Menghidupkan sastra dalam nuansa religius-profetik berarti berkontribusi dalam menyiarkan ajaran agama. Spritualitas kadangkala tercapai berkat kata kata romantis. Lihat saja caption atau story sosial anak muda yang mabuk cinta. Entah cinta kepada tuhan atau kepada manusia. Mereka bahkan tidak sungkan untuk memberitahu secuil kutipan romantis dari Maulana Rumi kepada khalayak masyarakat online dengan bahasa romantis/ puisi. Terlepas dari itu, nilai nilai spritual mereka bangkit, setelah membaca satu quote romantis dari karya ulama. Tidak menjadi masalah jika itu menjadi permulaan mereka mengelanai kesusastraan, sebagai instrumen penyebar dakwah kebaikan. Akan lebih menyedihkan jika mereka terjebak diruang stagnasi berpikir dan berkata kata layaknya ulama ulama pujangga diatas.

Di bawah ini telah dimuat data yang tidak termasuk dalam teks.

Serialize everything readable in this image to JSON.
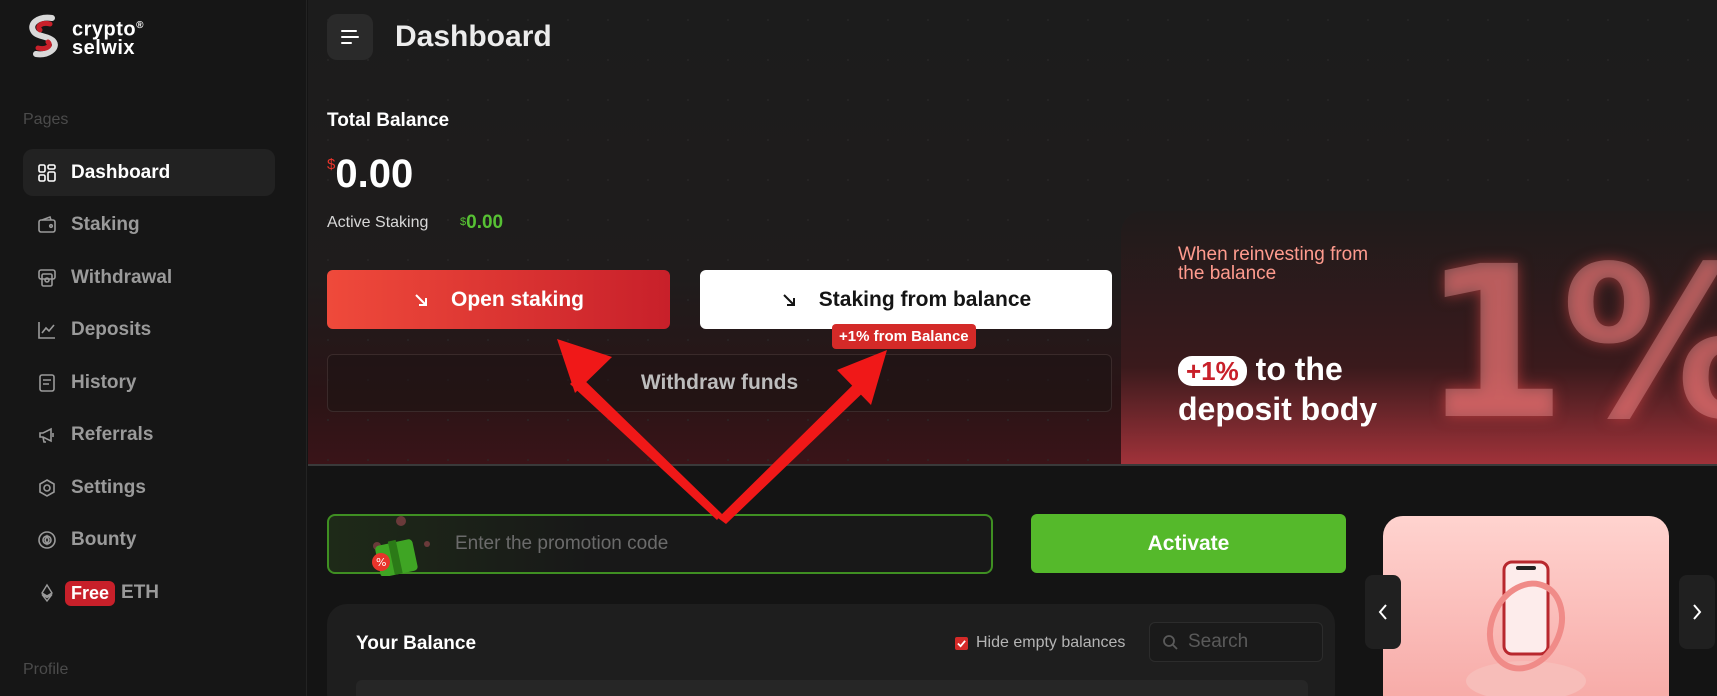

Selain itu, puisi religius-profetik menyelamatkan ruh puisi yang memberikan nilai moral dan etika. Karena pada hakikatnya, puisi adalah kata kata yang mengandung etika. Bahkan sekelas Amir al Qais, penyair jahiliyah, dicerca habis habisan oleh penyair jahiliyah lainnya, dikarenakan puisinya mengandung unsur seks dan melulu soal selangkangan. Apalagi zaman sekarang, disaat banyaknya puisi puisi yang berbicara soal selangkangan, puisi religius hadir sebagai tameng kesucian kata kata. Bukankah sang suri tauladan menganjurkan untuk berkata kata dengan baik? dan salah satu mengekspresikannya adalah lewat berpuisi.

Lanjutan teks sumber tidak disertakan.